The bases of the Meissen vases have the monogram of Augustus the Strong, “AR,” painted in blue, and they were imported into France around 1745. Upon their arrival in Paris, a dealer had them set into gilt bronze mounts. Then, Vincennes porcelain flowers were attached to stems by a craftsperson and arranged as a lovely bouquet in the Meissen vases.
The Vincennes Porcelain Manufactory became especially known for its naturalistic flowers, which were coveted by stylish and noble Parisians in the 1740s. Some patrons had collections of thousands of flowers modeled after different species. They were used for interior decoration and may even have been misted with perfume to better resemble a lifelike arrangement.
‘Rose Pompadour’
A whimsical pair of vases with elephant heads at The Metropolitan Museum of Art from circa 1758 are stunning examples of Pompadour-approved pink. By this period, due to technical ingenuity and lavish decorative schemes, Sèvres was the leading European manufactory of soft-paste porcelain. It did not make hard-paste porcelain until 1769, two years after kaolin was discovered in Limoges, France.
Soon, Sèvres no longer relied on Meissen wares for inspiration. Some scholars consider Sèvres’s ornamental vases, richly colored and sumptuously gilded, to be the firm’s greatest achievements. The Met’s symmetrically composed examples were molded by Jean-Claude Duplessis, an Italian-born goldsmith who joined Sèvres in 1748 and innovated new sculptural forms.

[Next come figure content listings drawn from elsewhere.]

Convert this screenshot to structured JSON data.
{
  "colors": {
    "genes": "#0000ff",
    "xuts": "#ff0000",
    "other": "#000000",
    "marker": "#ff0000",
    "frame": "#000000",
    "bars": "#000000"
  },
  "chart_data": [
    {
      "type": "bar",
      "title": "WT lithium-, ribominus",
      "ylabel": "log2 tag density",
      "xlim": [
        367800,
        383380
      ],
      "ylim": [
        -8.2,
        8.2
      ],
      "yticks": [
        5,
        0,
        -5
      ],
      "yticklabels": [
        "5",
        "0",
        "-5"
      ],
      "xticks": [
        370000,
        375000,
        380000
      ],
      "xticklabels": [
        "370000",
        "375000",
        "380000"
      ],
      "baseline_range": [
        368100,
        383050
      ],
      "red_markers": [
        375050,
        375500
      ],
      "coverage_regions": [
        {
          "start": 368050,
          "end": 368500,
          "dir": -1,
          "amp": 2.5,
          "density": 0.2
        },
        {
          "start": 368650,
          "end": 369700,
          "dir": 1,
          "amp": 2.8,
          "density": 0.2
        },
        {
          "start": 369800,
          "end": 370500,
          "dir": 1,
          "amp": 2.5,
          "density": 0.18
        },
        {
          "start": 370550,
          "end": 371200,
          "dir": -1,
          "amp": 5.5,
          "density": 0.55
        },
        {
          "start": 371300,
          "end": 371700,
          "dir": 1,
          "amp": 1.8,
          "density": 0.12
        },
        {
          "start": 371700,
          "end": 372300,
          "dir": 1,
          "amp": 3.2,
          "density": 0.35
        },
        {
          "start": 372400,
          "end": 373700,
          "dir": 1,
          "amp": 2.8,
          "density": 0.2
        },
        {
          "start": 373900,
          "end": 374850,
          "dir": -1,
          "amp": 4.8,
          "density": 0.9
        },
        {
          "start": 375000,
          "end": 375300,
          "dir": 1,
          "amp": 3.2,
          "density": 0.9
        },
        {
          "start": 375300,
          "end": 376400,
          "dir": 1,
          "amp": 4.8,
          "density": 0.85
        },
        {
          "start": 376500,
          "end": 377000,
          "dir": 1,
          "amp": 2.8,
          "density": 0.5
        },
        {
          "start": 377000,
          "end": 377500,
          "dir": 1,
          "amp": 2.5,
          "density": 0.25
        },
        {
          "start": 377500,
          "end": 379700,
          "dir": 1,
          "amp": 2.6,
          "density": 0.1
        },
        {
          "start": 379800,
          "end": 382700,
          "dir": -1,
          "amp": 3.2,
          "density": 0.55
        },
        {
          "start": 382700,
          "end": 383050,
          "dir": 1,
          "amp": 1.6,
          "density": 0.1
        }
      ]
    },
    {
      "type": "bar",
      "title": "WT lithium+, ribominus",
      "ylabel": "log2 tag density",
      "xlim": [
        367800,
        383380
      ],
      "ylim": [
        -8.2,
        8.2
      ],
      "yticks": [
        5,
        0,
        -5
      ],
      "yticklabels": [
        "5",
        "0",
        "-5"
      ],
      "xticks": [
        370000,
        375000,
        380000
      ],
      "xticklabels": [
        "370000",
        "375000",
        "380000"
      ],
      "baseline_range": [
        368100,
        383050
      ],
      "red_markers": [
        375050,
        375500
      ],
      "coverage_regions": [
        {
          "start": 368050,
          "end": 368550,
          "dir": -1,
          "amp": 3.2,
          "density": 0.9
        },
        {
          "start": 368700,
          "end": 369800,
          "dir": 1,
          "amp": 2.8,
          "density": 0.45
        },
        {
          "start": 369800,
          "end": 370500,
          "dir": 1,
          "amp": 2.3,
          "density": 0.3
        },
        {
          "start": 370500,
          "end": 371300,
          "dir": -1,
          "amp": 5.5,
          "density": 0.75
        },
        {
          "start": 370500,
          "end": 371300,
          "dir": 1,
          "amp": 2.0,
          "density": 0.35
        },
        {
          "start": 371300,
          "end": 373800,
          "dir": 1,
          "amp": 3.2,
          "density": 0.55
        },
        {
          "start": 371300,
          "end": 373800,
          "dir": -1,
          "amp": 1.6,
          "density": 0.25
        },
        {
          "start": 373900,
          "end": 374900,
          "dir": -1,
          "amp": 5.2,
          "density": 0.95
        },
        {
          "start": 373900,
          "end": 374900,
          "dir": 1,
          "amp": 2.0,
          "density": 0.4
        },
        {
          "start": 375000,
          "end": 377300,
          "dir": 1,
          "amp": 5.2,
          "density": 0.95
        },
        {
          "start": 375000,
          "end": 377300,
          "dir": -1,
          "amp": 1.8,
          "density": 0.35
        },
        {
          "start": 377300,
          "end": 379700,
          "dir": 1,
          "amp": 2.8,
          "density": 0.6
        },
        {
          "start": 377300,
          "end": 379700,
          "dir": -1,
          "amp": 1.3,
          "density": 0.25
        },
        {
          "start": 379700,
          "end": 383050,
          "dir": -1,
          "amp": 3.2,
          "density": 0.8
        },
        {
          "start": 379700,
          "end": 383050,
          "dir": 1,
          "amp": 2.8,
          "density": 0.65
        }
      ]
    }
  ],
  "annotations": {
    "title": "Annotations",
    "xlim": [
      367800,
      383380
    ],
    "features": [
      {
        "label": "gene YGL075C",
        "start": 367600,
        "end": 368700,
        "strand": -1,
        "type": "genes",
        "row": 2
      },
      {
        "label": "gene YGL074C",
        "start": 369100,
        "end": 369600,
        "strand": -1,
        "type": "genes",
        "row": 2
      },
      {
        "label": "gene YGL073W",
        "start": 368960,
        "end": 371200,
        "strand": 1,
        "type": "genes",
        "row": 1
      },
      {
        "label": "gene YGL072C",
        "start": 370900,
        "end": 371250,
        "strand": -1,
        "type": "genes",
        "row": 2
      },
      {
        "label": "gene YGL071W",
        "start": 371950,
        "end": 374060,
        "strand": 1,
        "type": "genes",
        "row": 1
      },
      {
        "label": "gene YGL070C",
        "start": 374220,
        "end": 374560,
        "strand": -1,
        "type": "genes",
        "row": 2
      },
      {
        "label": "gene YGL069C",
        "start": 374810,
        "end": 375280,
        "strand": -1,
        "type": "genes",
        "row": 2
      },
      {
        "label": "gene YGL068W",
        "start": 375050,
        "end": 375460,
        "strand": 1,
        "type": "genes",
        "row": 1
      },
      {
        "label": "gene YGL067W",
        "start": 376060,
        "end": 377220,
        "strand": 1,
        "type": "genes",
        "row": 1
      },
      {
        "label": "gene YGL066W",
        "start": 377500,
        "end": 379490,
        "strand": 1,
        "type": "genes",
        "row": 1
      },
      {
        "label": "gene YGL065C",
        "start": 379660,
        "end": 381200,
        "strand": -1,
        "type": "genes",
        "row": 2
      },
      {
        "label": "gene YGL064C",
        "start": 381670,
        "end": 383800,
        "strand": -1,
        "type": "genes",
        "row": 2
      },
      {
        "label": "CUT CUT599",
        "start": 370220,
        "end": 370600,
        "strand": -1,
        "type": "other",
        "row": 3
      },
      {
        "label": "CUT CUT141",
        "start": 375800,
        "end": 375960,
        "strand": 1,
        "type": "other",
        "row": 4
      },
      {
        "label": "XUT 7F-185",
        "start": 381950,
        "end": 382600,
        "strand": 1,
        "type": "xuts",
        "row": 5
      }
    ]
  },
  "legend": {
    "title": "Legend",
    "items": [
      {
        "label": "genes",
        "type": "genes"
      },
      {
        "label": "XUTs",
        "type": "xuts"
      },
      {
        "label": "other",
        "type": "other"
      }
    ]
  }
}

The Met’s vases were purchased originally by Louis-Joseph de Bourbon, the prince of Condé, at an exclusive sale in Louis XV’s private apartments at Versailles. The prince purchased five vases. The full price was 4,320 livres, a figure in excess of a professional worker’s annual salary. Historians believe that only 22 elephant-head vases have survived to the current day.
After the French Revolution, ownership of the Sèvres Manufactory transferred to the French government. It is still in operation and often collaborates with contemporary artists. Meissen continues production, too, and is now owned by the State of Saxony. Although it is no longer a priority for nations to outpace each other in the production of porcelain, the “porcelain wars” of the 18th century led to the creation of some of the most beautiful European decorative objects.